The phone-hacking affair has probably desensitised most of us to the casual depravity people are capable of in the pursuit of wealth and position.

But few who watched Fake Britain: Bogus Booze (BBC1, 7.30pm, 18 July) could have felt inured to the sight of those men lying on stretchers waiting to die having consumed fake booze.

That they were emaciated was bad enough, but it was the colour of their skin that shocked. It was a vivid Simpsons-esque yellow as were their eyes. And the fact these victims were Russian provided no easy relief. As the deaths of five people at a suspected illegal vodka factory in Lincolnshire a week or so ago demonstrated, counterfeit booze is a UK problem, too.

We've had exposés illustrating how brazen the criminals involved are, but this documentary shed real light on the sheer scale of their operations. Tipped off about a lock-up near Scarborough, trading standards officers discovered an entire illegal vodka factory capable of producing an eye-watering eight bottles of Smirnoff, Glen's, you name it every 10 seconds.

But just as the newspapers aren't the only culpable parties in the phone-hacking scandal, so the fakers aren't the only ones implicated in the bogus booze industry. Too many retailers in receipt of fake alcohol are turning a blind eye to its dodgy provenance or deliberately buying it to undercut honest rivals.

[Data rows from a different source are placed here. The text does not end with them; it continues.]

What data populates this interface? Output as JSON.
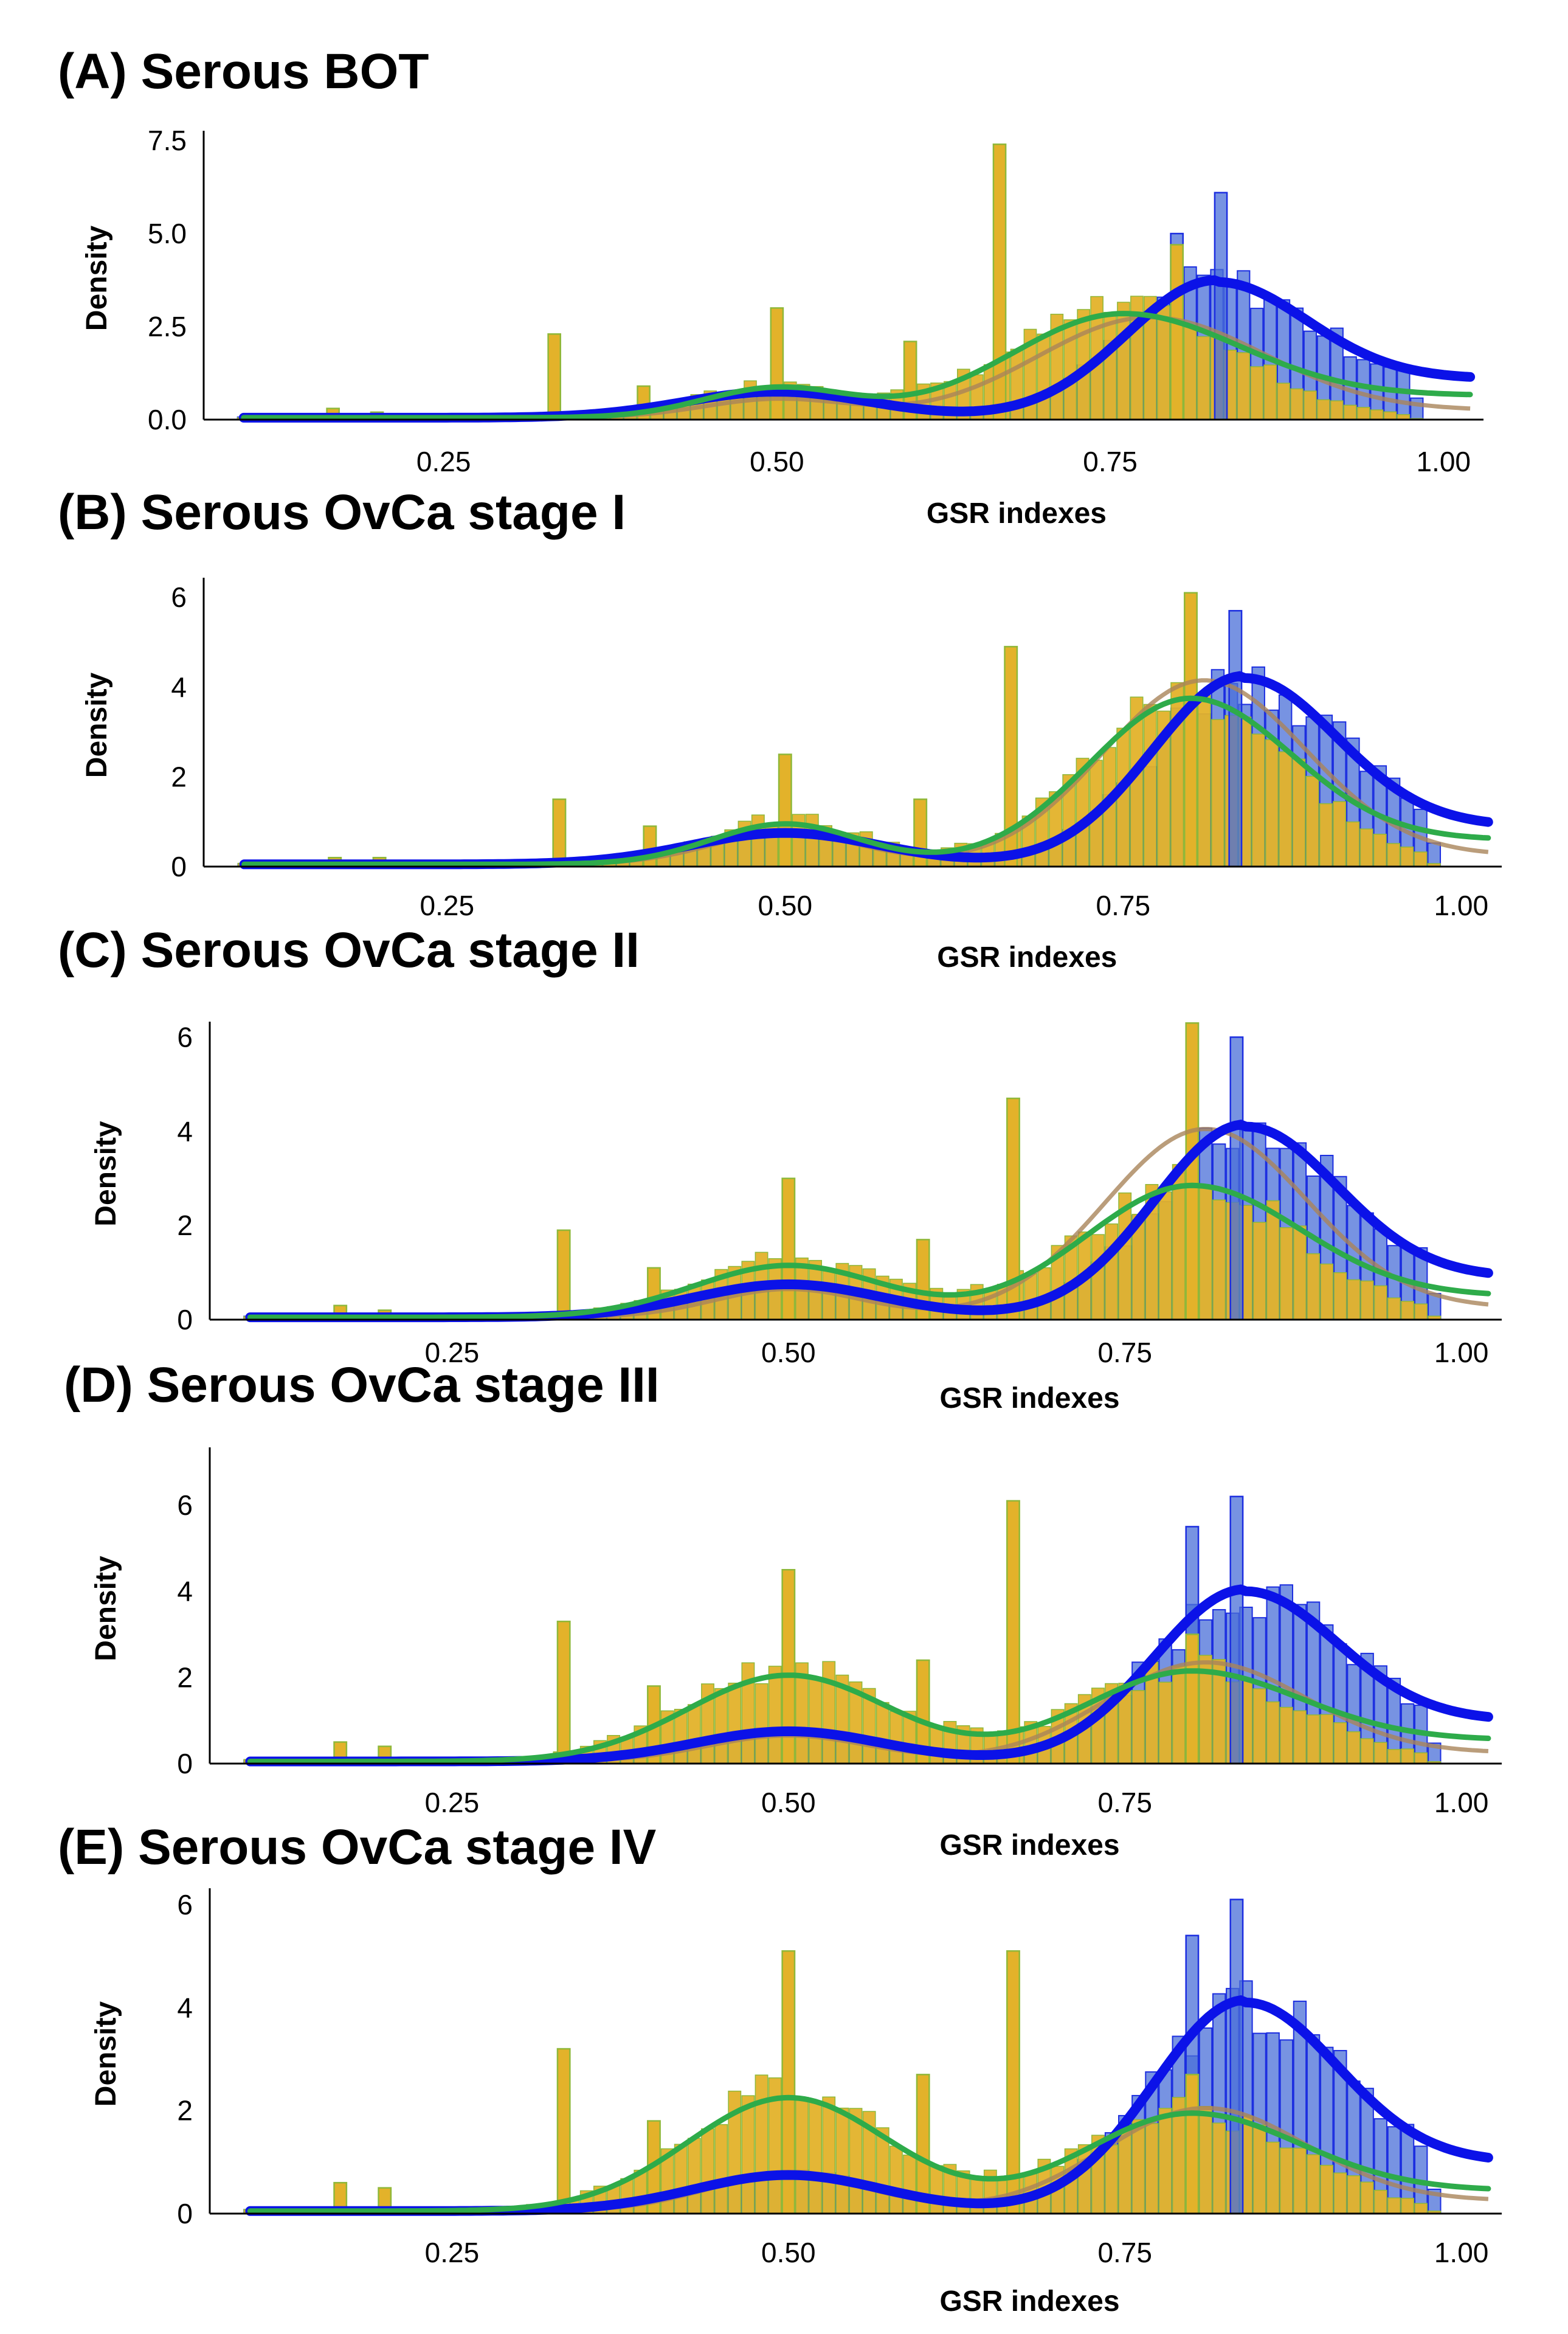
{
  "colors": {
    "blue_bar_fill": "#4a6fd8",
    "blue_bar_edge": "#1c2ee0",
    "orange_bar_fill": "#e3b22a",
    "orange_bar_edge": "#8fb83a",
    "blue_curve": "#0b12e8",
    "green_curve": "#2eab4a",
    "brown_curve": "#a9855a"
  },
  "chart_data": [
    {
      "type": "histogram",
      "title": "(A) Serous BOT",
      "xlabel": "GSR indexes",
      "ylabel": "Density",
      "xlim": [
        0.07,
        1.03
      ],
      "ylim": [
        0,
        7.6
      ],
      "xticks": [
        0.25,
        0.5,
        0.75,
        1.0
      ],
      "xtick_labels": [
        "0.25",
        "0.50",
        "0.75",
        "1.00"
      ],
      "yticks": [
        0,
        2.5,
        5.0,
        7.5
      ],
      "ytick_labels": [
        "0.0",
        "2.5",
        "5.0",
        "7.5"
      ],
      "peak": {
        "x": 0.83,
        "sigma": 0.068,
        "amp": 3.7
      },
      "tail": 1.1,
      "green_kde": {
        "peaks": [
          [
            0.5,
            0.055,
            0.8
          ],
          [
            0.76,
            0.085,
            2.8
          ]
        ],
        "tail": 0.6
      },
      "brown_kde": {
        "peaks": [
          [
            0.5,
            0.055,
            0.5
          ],
          [
            0.78,
            0.085,
            2.7
          ]
        ],
        "tail": 0.2
      },
      "spikes": [
        [
          0.167,
          0.3
        ],
        [
          0.2,
          0.2
        ],
        [
          0.333,
          2.3
        ],
        [
          0.4,
          0.9
        ],
        [
          0.5,
          3.0
        ],
        [
          0.6,
          2.1
        ],
        [
          0.667,
          7.4
        ],
        [
          0.8,
          4.7
        ]
      ],
      "blue_spikes": [
        [
          0.8,
          5.0
        ],
        [
          0.833,
          6.1
        ]
      ]
    },
    {
      "type": "histogram",
      "title": "(B) Serous OvCa stage I",
      "xlabel": "GSR indexes",
      "ylabel": "Density",
      "xlim": [
        0.07,
        1.03
      ],
      "ylim": [
        0,
        6.3
      ],
      "xticks": [
        0.25,
        0.5,
        0.75,
        1.0
      ],
      "xtick_labels": [
        "0.25",
        "0.50",
        "0.75",
        "1.00"
      ],
      "yticks": [
        0,
        2,
        4,
        6
      ],
      "ytick_labels": [
        "0",
        "2",
        "4",
        "6"
      ],
      "peak": {
        "x": 0.84,
        "sigma": 0.068,
        "amp": 4.2
      },
      "tail": 0.9,
      "green_kde": {
        "peaks": [
          [
            0.5,
            0.055,
            0.9
          ],
          [
            0.8,
            0.075,
            3.7
          ]
        ],
        "tail": 0.55
      },
      "brown_kde": {
        "peaks": [
          [
            0.5,
            0.055,
            0.7
          ],
          [
            0.81,
            0.075,
            4.1
          ]
        ],
        "tail": 0.2
      },
      "spikes": [
        [
          0.167,
          0.2
        ],
        [
          0.2,
          0.2
        ],
        [
          0.333,
          1.5
        ],
        [
          0.4,
          0.9
        ],
        [
          0.5,
          2.5
        ],
        [
          0.6,
          1.5
        ],
        [
          0.667,
          4.9
        ],
        [
          0.8,
          6.1
        ]
      ],
      "blue_spikes": [
        [
          0.833,
          5.7
        ]
      ]
    },
    {
      "type": "histogram",
      "title": "(C) Serous OvCa stage II",
      "xlabel": "GSR indexes",
      "ylabel": "Density",
      "xlim": [
        0.07,
        1.03
      ],
      "ylim": [
        0,
        6.2
      ],
      "xticks": [
        0.25,
        0.5,
        0.75,
        1.0
      ],
      "xtick_labels": [
        "0.25",
        "0.50",
        "0.75",
        "1.00"
      ],
      "yticks": [
        0,
        2,
        4,
        6
      ],
      "ytick_labels": [
        "0",
        "2",
        "4",
        "6"
      ],
      "peak": {
        "x": 0.84,
        "sigma": 0.068,
        "amp": 4.1
      },
      "tail": 0.9,
      "green_kde": {
        "peaks": [
          [
            0.5,
            0.07,
            1.1
          ],
          [
            0.8,
            0.08,
            2.8
          ]
        ],
        "tail": 0.45
      },
      "brown_kde": {
        "peaks": [
          [
            0.5,
            0.055,
            0.6
          ],
          [
            0.81,
            0.075,
            4.0
          ]
        ],
        "tail": 0.2
      },
      "spikes": [
        [
          0.167,
          0.3
        ],
        [
          0.2,
          0.2
        ],
        [
          0.333,
          1.9
        ],
        [
          0.4,
          1.1
        ],
        [
          0.5,
          3.0
        ],
        [
          0.6,
          1.7
        ],
        [
          0.667,
          4.7
        ],
        [
          0.8,
          6.3
        ]
      ],
      "blue_spikes": [
        [
          0.833,
          6.0
        ]
      ]
    },
    {
      "type": "histogram",
      "title": "(D) Serous OvCa stage III",
      "xlabel": "GSR indexes",
      "ylabel": "Density",
      "xlim": [
        0.07,
        1.03
      ],
      "ylim": [
        0,
        7.2
      ],
      "xticks": [
        0.25,
        0.5,
        0.75,
        1.0
      ],
      "xtick_labels": [
        "0.25",
        "0.50",
        "0.75",
        "1.00"
      ],
      "yticks": [
        0,
        2,
        4,
        6
      ],
      "ytick_labels": [
        "0",
        "2",
        "4",
        "6"
      ],
      "peak": {
        "x": 0.84,
        "sigma": 0.068,
        "amp": 4.0
      },
      "tail": 1.0,
      "green_kde": {
        "peaks": [
          [
            0.5,
            0.075,
            2.0
          ],
          [
            0.8,
            0.08,
            2.1
          ]
        ],
        "tail": 0.5
      },
      "brown_kde": {
        "peaks": [
          [
            0.5,
            0.06,
            0.6
          ],
          [
            0.81,
            0.075,
            2.3
          ]
        ],
        "tail": 0.2
      },
      "spikes": [
        [
          0.167,
          0.5
        ],
        [
          0.2,
          0.4
        ],
        [
          0.333,
          3.3
        ],
        [
          0.4,
          1.8
        ],
        [
          0.5,
          4.5
        ],
        [
          0.6,
          2.4
        ],
        [
          0.667,
          6.1
        ],
        [
          0.8,
          3.0
        ]
      ],
      "blue_spikes": [
        [
          0.8,
          5.5
        ],
        [
          0.833,
          6.2
        ]
      ]
    },
    {
      "type": "histogram",
      "title": "(E) Serous OvCa stage IV",
      "xlabel": "GSR indexes",
      "ylabel": "Density",
      "xlim": [
        0.07,
        1.03
      ],
      "ylim": [
        0,
        6.2
      ],
      "xticks": [
        0.25,
        0.5,
        0.75,
        1.0
      ],
      "xtick_labels": [
        "0.25",
        "0.50",
        "0.75",
        "1.00"
      ],
      "yticks": [
        0,
        2,
        4,
        6
      ],
      "ytick_labels": [
        "0",
        "2",
        "4",
        "6"
      ],
      "peak": {
        "x": 0.84,
        "sigma": 0.068,
        "amp": 4.1
      },
      "tail": 1.0,
      "green_kde": {
        "peaks": [
          [
            0.5,
            0.075,
            2.2
          ],
          [
            0.8,
            0.08,
            1.9
          ]
        ],
        "tail": 0.4
      },
      "brown_kde": {
        "peaks": [
          [
            0.5,
            0.06,
            0.7
          ],
          [
            0.81,
            0.075,
            2.0
          ]
        ],
        "tail": 0.2
      },
      "spikes": [
        [
          0.167,
          0.6
        ],
        [
          0.2,
          0.5
        ],
        [
          0.333,
          3.2
        ],
        [
          0.4,
          1.8
        ],
        [
          0.5,
          5.1
        ],
        [
          0.6,
          2.7
        ],
        [
          0.667,
          5.1
        ],
        [
          0.8,
          2.7
        ]
      ],
      "blue_spikes": [
        [
          0.8,
          5.4
        ],
        [
          0.833,
          6.1
        ]
      ]
    }
  ]
}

And they're not just buying fake vodka. A shipping container of Mexican brand Corona Extra raised suspicion because it had come from China and indeed the alcohol was fake, although the bottles were not. Then there was the cheap sparkling wine masquerading as Bollinger, the lack of an embossed label giving it away as much as the taste. But the premium rip-off I found most disturbing was the 'Pouilly-Fuissé', thanks to the retailer involved.

I couldn't believe how blasé Tesco was when a customer contacted it to say the bottles he'd bought were fake. A wine expert confirmed it was probably a cheap sweet German wine. Tesco, however, was in complete denial, first blaming the wine distributor and then claiming only nine bottles had been on sale.

Hardly a helpful attitude in the fight against the fakers.